Range vs hash sharding — pros and cons
When a dataset or write volume exceeds one machine, you partition (shard): each node holds a disjoint subset of the data, keyed by a partition key. The central decision is how you map a key to a shard. The two base strategies are range and hash, and the choice is dominated by one trade-off: range queries vs. even load distribution.
Range partitioning
Assign contiguous key ranges to shards: A–F on shard 1, G–M on shard 2, and so on (keys can be IDs, timestamps, usernames).
- Pro — efficient range scans. "All orders from last Tuesday" or "users H through K" touch one or a few adjacent shards. Sorted-order queries are natural.
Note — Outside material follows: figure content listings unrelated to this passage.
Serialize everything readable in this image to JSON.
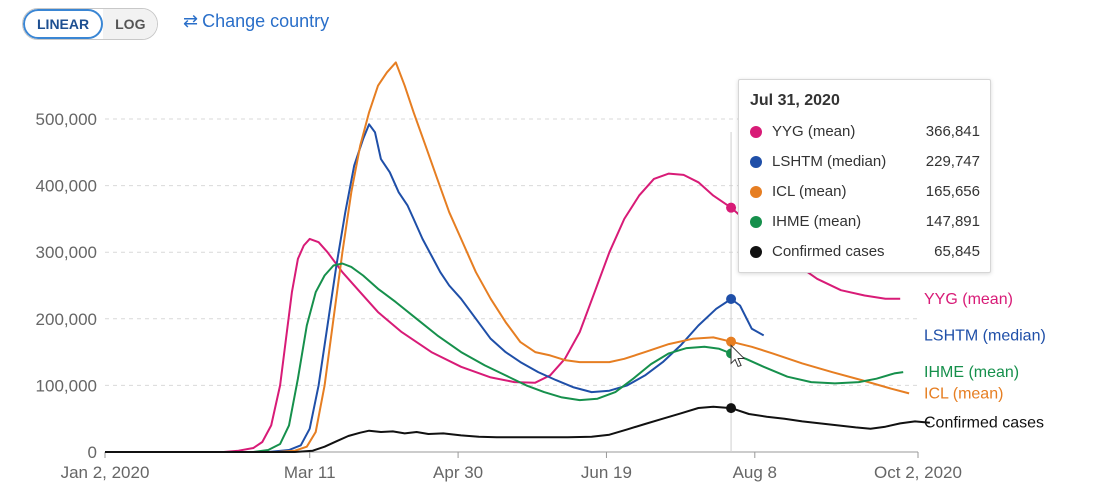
{
  "controls": {
    "linear_label": "LINEAR",
    "log_label": "LOG",
    "change_country_label": "Change country",
    "active_scale": "linear"
  },
  "tooltip": {
    "date": "Jul 31, 2020",
    "rows": [
      {
        "name": "YYG (mean)",
        "value": "366,841",
        "color": "#d81b77"
      },
      {
        "name": "LSHTM (median)",
        "value": "229,747",
        "color": "#1f4fa8"
      },
      {
        "name": "ICL (mean)",
        "value": "165,656",
        "color": "#e67e22"
      },
      {
        "name": "IHME (mean)",
        "value": "147,891",
        "color": "#16904c"
      },
      {
        "name": "Confirmed cases",
        "value": "65,845",
        "color": "#111111"
      }
    ]
  },
  "chart_data": {
    "type": "line",
    "x_ticks": [
      "Jan 2, 2020",
      "Mar 11",
      "Apr 30",
      "Jun 19",
      "Aug 8",
      "Oct 2, 2020"
    ],
    "x_tick_days": [
      0,
      69,
      119,
      169,
      219,
      274
    ],
    "y_ticks": [
      "0",
      "100,000",
      "200,000",
      "300,000",
      "400,000",
      "500,000"
    ],
    "xlim_days": [
      0,
      274
    ],
    "ylim": [
      0,
      500000
    ],
    "hover_day": 211,
    "grid": "horizontal dashed",
    "series": [
      {
        "name": "YYG (mean)",
        "color": "#d81b77",
        "points": [
          [
            40,
            0
          ],
          [
            45,
            2000
          ],
          [
            50,
            6000
          ],
          [
            53,
            15000
          ],
          [
            56,
            40000
          ],
          [
            59,
            100000
          ],
          [
            61,
            170000
          ],
          [
            63,
            240000
          ],
          [
            65,
            290000
          ],
          [
            67,
            310000
          ],
          [
            69,
            320000
          ],
          [
            72,
            315000
          ],
          [
            75,
            300000
          ],
          [
            80,
            270000
          ],
          [
            86,
            240000
          ],
          [
            92,
            210000
          ],
          [
            100,
            180000
          ],
          [
            110,
            150000
          ],
          [
            120,
            128000
          ],
          [
            130,
            112000
          ],
          [
            138,
            105000
          ],
          [
            145,
            104000
          ],
          [
            150,
            115000
          ],
          [
            155,
            140000
          ],
          [
            160,
            180000
          ],
          [
            165,
            240000
          ],
          [
            170,
            300000
          ],
          [
            175,
            350000
          ],
          [
            180,
            385000
          ],
          [
            185,
            410000
          ],
          [
            190,
            418000
          ],
          [
            195,
            416000
          ],
          [
            200,
            405000
          ],
          [
            205,
            385000
          ],
          [
            211,
            366841
          ],
          [
            218,
            340000
          ],
          [
            225,
            310000
          ],
          [
            232,
            285000
          ],
          [
            240,
            260000
          ],
          [
            248,
            243000
          ],
          [
            256,
            235000
          ],
          [
            263,
            230000
          ],
          [
            268,
            230000
          ]
        ]
      },
      {
        "name": "LSHTM (median)",
        "color": "#1f4fa8",
        "points": [
          [
            55,
            0
          ],
          [
            62,
            3000
          ],
          [
            66,
            10000
          ],
          [
            69,
            35000
          ],
          [
            72,
            100000
          ],
          [
            75,
            190000
          ],
          [
            78,
            280000
          ],
          [
            81,
            360000
          ],
          [
            84,
            430000
          ],
          [
            87,
            470000
          ],
          [
            89,
            492000
          ],
          [
            91,
            480000
          ],
          [
            93,
            440000
          ],
          [
            96,
            420000
          ],
          [
            99,
            390000
          ],
          [
            102,
            370000
          ],
          [
            104,
            350000
          ],
          [
            107,
            320000
          ],
          [
            110,
            295000
          ],
          [
            113,
            270000
          ],
          [
            116,
            250000
          ],
          [
            120,
            230000
          ],
          [
            125,
            200000
          ],
          [
            130,
            170000
          ],
          [
            135,
            150000
          ],
          [
            140,
            135000
          ],
          [
            146,
            120000
          ],
          [
            152,
            108000
          ],
          [
            158,
            97000
          ],
          [
            164,
            90000
          ],
          [
            170,
            92000
          ],
          [
            176,
            100000
          ],
          [
            182,
            115000
          ],
          [
            188,
            135000
          ],
          [
            194,
            160000
          ],
          [
            200,
            190000
          ],
          [
            206,
            215000
          ],
          [
            211,
            229747
          ],
          [
            214,
            220000
          ],
          [
            218,
            185000
          ],
          [
            222,
            175000
          ]
        ]
      },
      {
        "name": "ICL (mean)",
        "color": "#e67e22",
        "points": [
          [
            58,
            0
          ],
          [
            64,
            2000
          ],
          [
            68,
            8000
          ],
          [
            71,
            30000
          ],
          [
            74,
            100000
          ],
          [
            77,
            200000
          ],
          [
            80,
            300000
          ],
          [
            83,
            390000
          ],
          [
            86,
            460000
          ],
          [
            89,
            510000
          ],
          [
            92,
            550000
          ],
          [
            95,
            570000
          ],
          [
            98,
            585000
          ],
          [
            101,
            550000
          ],
          [
            104,
            510000
          ],
          [
            108,
            460000
          ],
          [
            112,
            410000
          ],
          [
            116,
            360000
          ],
          [
            120,
            320000
          ],
          [
            125,
            270000
          ],
          [
            130,
            230000
          ],
          [
            135,
            195000
          ],
          [
            140,
            165000
          ],
          [
            145,
            150000
          ],
          [
            150,
            145000
          ],
          [
            155,
            138000
          ],
          [
            160,
            135000
          ],
          [
            165,
            135000
          ],
          [
            170,
            135000
          ],
          [
            175,
            140000
          ],
          [
            182,
            150000
          ],
          [
            190,
            162000
          ],
          [
            198,
            170000
          ],
          [
            205,
            172000
          ],
          [
            211,
            165656
          ],
          [
            218,
            158000
          ],
          [
            225,
            148000
          ],
          [
            235,
            133000
          ],
          [
            245,
            120000
          ],
          [
            255,
            108000
          ],
          [
            265,
            95000
          ],
          [
            271,
            88000
          ]
        ]
      },
      {
        "name": "IHME (mean)",
        "color": "#16904c",
        "points": [
          [
            50,
            0
          ],
          [
            55,
            3000
          ],
          [
            59,
            12000
          ],
          [
            62,
            40000
          ],
          [
            65,
            110000
          ],
          [
            68,
            190000
          ],
          [
            71,
            240000
          ],
          [
            74,
            265000
          ],
          [
            77,
            280000
          ],
          [
            80,
            283000
          ],
          [
            83,
            278000
          ],
          [
            87,
            265000
          ],
          [
            92,
            245000
          ],
          [
            98,
            225000
          ],
          [
            105,
            200000
          ],
          [
            112,
            175000
          ],
          [
            120,
            150000
          ],
          [
            128,
            130000
          ],
          [
            135,
            115000
          ],
          [
            142,
            100000
          ],
          [
            148,
            90000
          ],
          [
            154,
            82000
          ],
          [
            160,
            78000
          ],
          [
            166,
            80000
          ],
          [
            172,
            90000
          ],
          [
            178,
            110000
          ],
          [
            184,
            132000
          ],
          [
            190,
            148000
          ],
          [
            196,
            156000
          ],
          [
            202,
            158000
          ],
          [
            207,
            155000
          ],
          [
            211,
            147891
          ],
          [
            216,
            140000
          ],
          [
            222,
            128000
          ],
          [
            230,
            113000
          ],
          [
            238,
            105000
          ],
          [
            246,
            103000
          ],
          [
            254,
            105000
          ],
          [
            260,
            110000
          ],
          [
            266,
            118000
          ],
          [
            269,
            120000
          ]
        ]
      },
      {
        "name": "Confirmed cases",
        "color": "#111111",
        "points": [
          [
            0,
            0
          ],
          [
            64,
            0
          ],
          [
            70,
            2000
          ],
          [
            74,
            8000
          ],
          [
            78,
            16000
          ],
          [
            82,
            24000
          ],
          [
            86,
            29000
          ],
          [
            89,
            32000
          ],
          [
            93,
            30000
          ],
          [
            97,
            31000
          ],
          [
            101,
            28000
          ],
          [
            105,
            30000
          ],
          [
            109,
            27000
          ],
          [
            114,
            28000
          ],
          [
            120,
            25000
          ],
          [
            126,
            23000
          ],
          [
            132,
            22000
          ],
          [
            140,
            22000
          ],
          [
            148,
            22000
          ],
          [
            156,
            22000
          ],
          [
            164,
            23000
          ],
          [
            170,
            26000
          ],
          [
            176,
            34000
          ],
          [
            182,
            42000
          ],
          [
            188,
            50000
          ],
          [
            194,
            58000
          ],
          [
            200,
            66000
          ],
          [
            205,
            68000
          ],
          [
            211,
            65845
          ],
          [
            217,
            57000
          ],
          [
            223,
            53000
          ],
          [
            229,
            50000
          ],
          [
            235,
            46000
          ],
          [
            241,
            43000
          ],
          [
            247,
            40000
          ],
          [
            253,
            37000
          ],
          [
            258,
            35000
          ],
          [
            263,
            38000
          ],
          [
            268,
            43000
          ],
          [
            273,
            46000
          ],
          [
            278,
            44000
          ]
        ]
      }
    ],
    "end_labels": [
      {
        "text": "YYG (mean)",
        "color": "#d81b77",
        "y": 230000
      },
      {
        "text": "LSHTM (median)",
        "color": "#1f4fa8",
        "y": 175000
      },
      {
        "text": "IHME (mean)",
        "color": "#16904c",
        "y": 120000
      },
      {
        "text": "ICL (mean)",
        "color": "#e67e22",
        "y": 88000
      },
      {
        "text": "Confirmed cases",
        "color": "#111111",
        "y": 44000
      }
    ]
  }
}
- Con — hot spots from skew. If the key is monotonically increasing (a timestamp, an auto-increment ID), all new writes hit the last shard while the rest sit idle. Uneven natural distribution (lots of users named "S") also concentrates load.
- Used by: HBase, Bigtable, MongoDB (ranged), many time-series stores.
Hash partitioning
Apply a hash function to the key and assign by the hash (e.g., hash(key) mod N, or a position on a hash ring). The hash spreads even sequential keys uniformly.
- Pro — even load. A good hash scatters writes and storage across all shards, eliminating monotonic-key hot spots.
- Con — range queries are gone. Adjacent keys land on random shards, so a range scan must hit every shard (scatter-gather) — expensive. Sorted iteration is impossible without secondary structures.
- Used by: Cassandra, DynamoDB, most distributed caches.
Keys: k1 k2 k3 k4 k5 k6 (k7=newest, monotonic)
RANGE: [ k1 k2 ] [ k3 k4 ] [ k5 k6 k7 ] <- new writes pile on last shard
shard A shard B shard C (HOT)
HASH: [ k2 k5 ] [ k1 k7 ] [ k3 k4 k6 ] <- even, but "k3..k5" spans all shards
shard A shard B shard C
Side by side
| Range | Hash | |
|---|---|---|
| Range / sorted queries | Efficient (few shards) | Scatter-gather (all shards) |
| Load distribution | Risky (hot spots on skew/monotonic keys) | Even |
| Point lookups | Efficient | Efficient |
| Rebalancing | Split/merge ranges | Easier with consistent hashing |
| Best for | Time-series, sorted scans, range filters | Uniform point-access at scale |
Choosing the partition key
The strategy is only half the decision — the partition key matters as much:
- High cardinality so load spreads (don't shard on "country" with 3 dominant values).
- Matches the access pattern — shard chat messages by
chat_idso a conversation lives on one shard; shard byuser_idif reads are per-user. - Avoid monotonic keys with range sharding — or prefix the timestamp with a hashed bucket to break the hot spot ("salting").